Ode’s Operation

A short speculative story on the consequences of embryonic personhood.

image by wondermash

I should’ve aborted him when it was still legal, Evi thought with pain when she looked at her fourteen-year-old son on the operating table, tenderly stroking his forehead. It would’ve saved him a lifetime of pain.

‘Is this really necessary?’ she asked sharply, pointing at the restraints at his arms and ankles. Ode looked at her with desperate eyes.

‘Protocol, dear!’ a friendly nurse with gold-rimmed glasses over his mouth mask sang, telling Ode to ‘Count back from ten to one!’ Evi squeezed her son’s hand shooting seething looks at the round-faced doctor in purple scrubs that had just entered the operating theatre.

Her pale, young (too young, she thought) son let out a muffled moan and closed his eyes. His hand went limp and slid out of hers.

‘Why is she still here?’ Purple Doctor asked Cheerful Nurse looking at the mother.

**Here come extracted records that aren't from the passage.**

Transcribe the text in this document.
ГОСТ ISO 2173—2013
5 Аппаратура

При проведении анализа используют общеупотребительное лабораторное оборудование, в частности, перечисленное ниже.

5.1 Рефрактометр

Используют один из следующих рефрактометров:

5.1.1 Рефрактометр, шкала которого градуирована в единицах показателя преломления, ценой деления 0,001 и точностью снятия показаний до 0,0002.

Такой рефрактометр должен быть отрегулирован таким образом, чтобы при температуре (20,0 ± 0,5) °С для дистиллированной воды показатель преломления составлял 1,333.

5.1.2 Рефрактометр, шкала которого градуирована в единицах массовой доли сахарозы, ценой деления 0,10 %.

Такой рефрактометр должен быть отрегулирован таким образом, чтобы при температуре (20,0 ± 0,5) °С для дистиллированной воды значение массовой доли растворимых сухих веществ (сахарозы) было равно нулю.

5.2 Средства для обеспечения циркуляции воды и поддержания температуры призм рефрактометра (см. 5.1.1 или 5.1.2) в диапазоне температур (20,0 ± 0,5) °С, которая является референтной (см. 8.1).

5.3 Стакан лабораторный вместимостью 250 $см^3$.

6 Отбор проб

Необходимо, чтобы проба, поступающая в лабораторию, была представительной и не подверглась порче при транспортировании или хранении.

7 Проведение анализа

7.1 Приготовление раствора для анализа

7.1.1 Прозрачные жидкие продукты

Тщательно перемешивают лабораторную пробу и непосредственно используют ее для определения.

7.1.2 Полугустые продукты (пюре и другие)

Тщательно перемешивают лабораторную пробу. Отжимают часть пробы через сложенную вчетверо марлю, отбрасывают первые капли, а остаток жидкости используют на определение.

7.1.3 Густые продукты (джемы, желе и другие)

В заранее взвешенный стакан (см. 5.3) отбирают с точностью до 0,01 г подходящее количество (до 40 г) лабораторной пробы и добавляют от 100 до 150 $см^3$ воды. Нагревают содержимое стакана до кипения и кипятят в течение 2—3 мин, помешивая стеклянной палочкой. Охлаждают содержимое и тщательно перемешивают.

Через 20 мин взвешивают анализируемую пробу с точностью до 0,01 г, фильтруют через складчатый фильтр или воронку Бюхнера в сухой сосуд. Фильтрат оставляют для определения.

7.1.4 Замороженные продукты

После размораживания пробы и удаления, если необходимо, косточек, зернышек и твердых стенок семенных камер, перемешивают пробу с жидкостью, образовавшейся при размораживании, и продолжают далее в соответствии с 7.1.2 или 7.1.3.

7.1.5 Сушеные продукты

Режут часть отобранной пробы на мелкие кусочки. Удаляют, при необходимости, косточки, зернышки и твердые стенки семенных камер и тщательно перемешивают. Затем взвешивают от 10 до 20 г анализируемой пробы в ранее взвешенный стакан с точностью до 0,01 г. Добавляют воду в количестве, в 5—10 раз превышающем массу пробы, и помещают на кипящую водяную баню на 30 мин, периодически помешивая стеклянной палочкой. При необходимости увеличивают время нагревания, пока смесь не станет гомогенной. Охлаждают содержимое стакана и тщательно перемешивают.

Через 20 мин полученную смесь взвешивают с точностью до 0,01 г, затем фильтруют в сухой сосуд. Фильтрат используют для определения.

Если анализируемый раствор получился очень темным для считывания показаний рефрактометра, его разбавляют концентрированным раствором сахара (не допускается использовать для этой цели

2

‘She is right about to leave!’, Cheerful Nurse sang in a high-pitched voice. And to Evi he winked conspiratorially: ‘Come on now grandma, let’s go. When you see your son again, the your grandchild and placenta should be firmly attached to the peritoneum of his abdominal cavity.’ Evi could’ve murdered him, right then and there, for being so jolly in this act of violence. Because that’s what this was. Violence. A rape. Legal rape.

After the Netherlands was one of the last European countries to have granted personhood to embryo’s a specific branch of ortho-feminist thinkers had advocated for an equal distribution of pregnancy efforts and risks between women and men. Pregnancies had to be carried to term, but not necessarily by the biological mother: embryo’s could be transferred to biological fathers if the mother wished so, to be decided by a speedy legal procedure called supersnelrecht. In practice judges mostly ruled against this, as male pregnancy success rate was low, despite immense technological advances in uterus transplantations and hormone therapies.

Evi thought of Mieka, sixteen, who had been Ode’s girlfriend for the past eight months. They had been so cute together. And Evi had been terrified of exactly this the whole time. They urged them to use protection, even considered hormonal sterilization therapy for her boy, but she was dead-set against the government’s anti-abortion and anti-sex tactics and hadn’t wanted her boy take massive doses of hormones. Now her principles cost them dearly. It was rare for a judge to make the decision to transfer embryos from mother to father, but they’d had a real bad luck of the draw with conservative judge Rikhart Peterson, who was a stanch ortho-feminist and believed men should carry the equal responsibilities and risks of pregnancy as women had done for millennia. Even if that ‘man’ was only fourteen years old.

She had read great relief in the poor girl’s parent’s eyes at the ruling, and great guilt too. This system failed everyone. Most of all Ode. Her son had to carry a baby to term against his will, at great health risks. Only half of pregnancies were carried to term and the mortality rate amongst fathers was high due to internal hemorrhaging.

Ode’s procedure was done in 45 minutes. When Cheerful Nurse wheeled him out into the waiting room, he was pregnant with an eight-week old embryo. But he looked as if he had been sentenced to death.